If we could get the SMD diodes and resistors done pick and place so it comes ready to go I would be down. Otherwise... forget it. I had TONS of trouble trying to do the leeku 1800 I had and no interest in a repeat of that fiasco.
Also, I don't want to be forced to buy a plate I wouldn't ever use either. It's just wasting money.
diodes make sense because they are all the same. Resistors... maybe. Since there is a huge difference is Vf across different LED colours, you have two options: Guess high and have all LEDs work (and blue/white are a little dim) or guess low and keep from overcurrent on the red/orange LEDs by PWM controlling the LED matrix.
Now if we get PCBs from Leeku this is likely not possible. If we make our own pcb... the sky's the limit. P&P, ISO, NKRO, backlighting, etc. are all possible.
Honestly I'm in favor of making our own, but I really don't have the PCB-design skill (yet) to wing this. So if you can hook me up with a PCB designer, I can throw the gerber at various shops and see what their prices are for P&P. We'll also either to use a teensy or get someone to program the raw chips with bootloaders (and firmware, why not?).
Unfortunately for this many keys, we'll either need a teensy++2.0 (which isn't compatible with all the firmwares) or an atmega 32u4 (which works with just about everything) and some shift registers or whatever.
I never got why people got only some things P&P but didn't bother to get the diodes done. I realize that diodes, LEDs or jumpers should always be installed in a PCB-mount KB (to stabilize the switch) but including solder holes for jumpers and normal LED holes should pacify everyone. B'sides there are lots of KBs that people use PCB mount without them (eg poker X) and it's fine. Anyway throwing diodes in there isn't going to hurt anything. Installing your own diodes won't do anything different (afaik) and jumpering them will have the same effect. If a "good answer" to the LED resistor problem (I like the "guess high" version) is made, then there's no reason to leave SMD resistors out either.
Actually, the more I think of this, the more I want to make is a little "less custom" and "more manageable". True custom people can desolder the stuff there and make it how they want, and everyone else (which is at least 90% I think) will be just fine with the acceptable defaults.

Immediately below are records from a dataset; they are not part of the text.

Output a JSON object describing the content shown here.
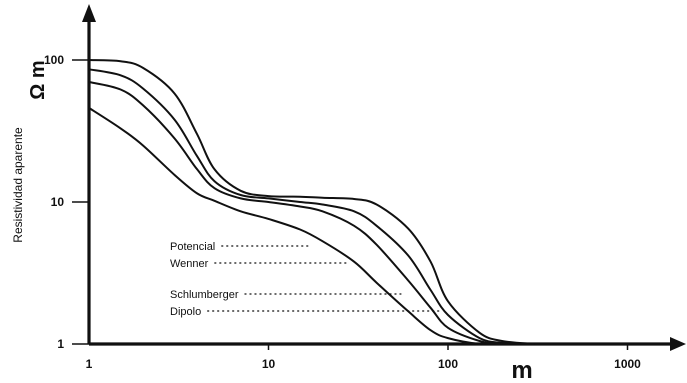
{
  "chart_data": {
    "type": "line",
    "xscale": "log",
    "yscale": "log",
    "xlim": [
      1,
      1000
    ],
    "ylim": [
      1,
      100
    ],
    "x_ticks": [
      "1",
      "10",
      "100",
      "1000"
    ],
    "y_ticks": [
      "1",
      "10",
      "100"
    ],
    "xlabel": "m",
    "ylabel": "Resistividad aparente",
    "y_unit": "Ω m",
    "series": [
      {
        "name": "Potencial",
        "x": [
          1,
          1.5,
          2,
          3,
          4,
          5,
          7,
          10,
          15,
          20,
          30,
          40,
          60,
          80,
          100,
          150,
          200,
          300
        ],
        "y": [
          100,
          98,
          88,
          58,
          30,
          17,
          12,
          11,
          10.9,
          10.7,
          10.5,
          9.6,
          6.5,
          3.8,
          2.0,
          1.2,
          1.05,
          1.0
        ]
      },
      {
        "name": "Wenner",
        "x": [
          1,
          1.5,
          2,
          3,
          4,
          5,
          7,
          10,
          15,
          20,
          30,
          40,
          60,
          80,
          100,
          150,
          200,
          300
        ],
        "y": [
          86,
          78,
          63,
          38,
          21,
          14,
          11.2,
          10.6,
          10,
          9.6,
          8.6,
          6.8,
          4.2,
          2.4,
          1.6,
          1.1,
          1.02,
          1.0
        ]
      },
      {
        "name": "Schlumberger",
        "x": [
          1,
          1.5,
          2,
          3,
          4,
          5,
          7,
          10,
          15,
          20,
          30,
          40,
          60,
          80,
          100,
          150,
          200,
          300
        ],
        "y": [
          70,
          62,
          48,
          28,
          17,
          12.5,
          10.6,
          10,
          9.3,
          8.6,
          6.8,
          5.0,
          2.8,
          1.8,
          1.3,
          1.05,
          1.0,
          1.0
        ]
      },
      {
        "name": "Dipolo",
        "x": [
          1,
          1.5,
          2,
          3,
          4,
          5,
          7,
          10,
          15,
          20,
          30,
          40,
          60,
          80,
          100,
          150,
          200
        ],
        "y": [
          46,
          33,
          25,
          15.5,
          11.5,
          10.2,
          8.6,
          7.6,
          6.4,
          5.3,
          3.8,
          2.7,
          1.7,
          1.25,
          1.1,
          1.0,
          1.0
        ]
      }
    ],
    "annotations": [
      {
        "text": "Potencial",
        "x": 17
      },
      {
        "text": "Wenner",
        "x": 28
      },
      {
        "text": "Schlumberger",
        "x": 55
      },
      {
        "text": "Dipolo",
        "x": 90
      }
    ]
  }
}
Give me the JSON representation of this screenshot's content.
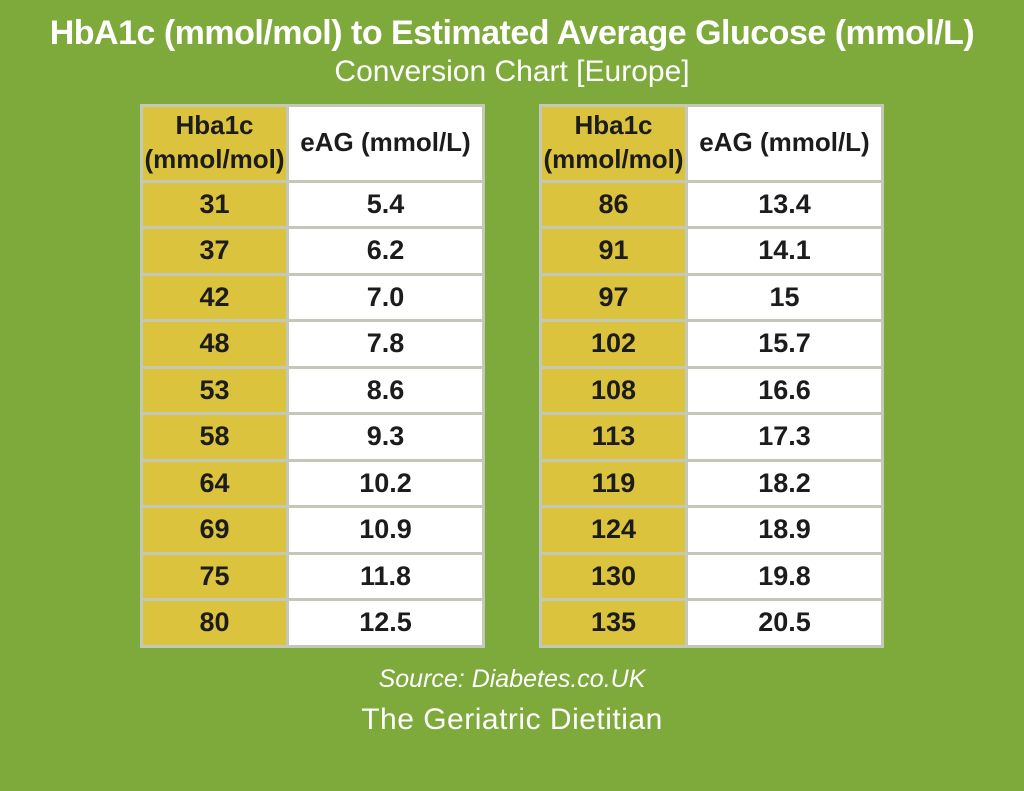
{
  "title": "HbA1c (mmol/mol) to Estimated Average Glucose (mmol/L)",
  "subtitle": "Conversion Chart [Europe]",
  "source": "Source: Diabetes.co.UK",
  "brand": "The Geriatric Dietitian",
  "colors": {
    "background_green": "#7ea93b",
    "cell_yellow": "#dcc33e",
    "cell_white": "#ffffff",
    "table_border": "#c3c8b9",
    "table_text": "#1c1c1c",
    "heading_text": "#ffffff"
  },
  "chart_data": {
    "type": "table",
    "title": "HbA1c (mmol/mol) to Estimated Average Glucose (mmol/L)",
    "subtitle": "Conversion Chart [Europe]",
    "source": "Source: Diabetes.co.UK",
    "tables": [
      {
        "headers": [
          "Hba1c\n(mmol/mol)",
          "eAG (mmol/L)"
        ],
        "rows": [
          [
            "31",
            "5.4"
          ],
          [
            "37",
            "6.2"
          ],
          [
            "42",
            "7.0"
          ],
          [
            "48",
            "7.8"
          ],
          [
            "53",
            "8.6"
          ],
          [
            "58",
            "9.3"
          ],
          [
            "64",
            "10.2"
          ],
          [
            "69",
            "10.9"
          ],
          [
            "75",
            "11.8"
          ],
          [
            "80",
            "12.5"
          ]
        ]
      },
      {
        "headers": [
          "Hba1c\n(mmol/mol)",
          "eAG (mmol/L)"
        ],
        "rows": [
          [
            "86",
            "13.4"
          ],
          [
            "91",
            "14.1"
          ],
          [
            "97",
            "15"
          ],
          [
            "102",
            "15.7"
          ],
          [
            "108",
            "16.6"
          ],
          [
            "113",
            "17.3"
          ],
          [
            "119",
            "18.2"
          ],
          [
            "124",
            "18.9"
          ],
          [
            "130",
            "19.8"
          ],
          [
            "135",
            "20.5"
          ]
        ]
      }
    ]
  }
}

I had TONS of trouble trying to do the leeku 1800 I had and no interest in a repeat of that fiasco.
Do you have experience doing SMD work on other KBS like the ergodox or a GON, or is the Leeku 1800 particularly difficult?
Also, I don't want to be forced to buy a plate I wouldn't ever use either. It's just wasting money.
This will not be a problem, though prices on plates might be a little higher.
Oh if there are plates they will be stainless steel unless there is significant outcry. Aluminium plates are worthless IMO.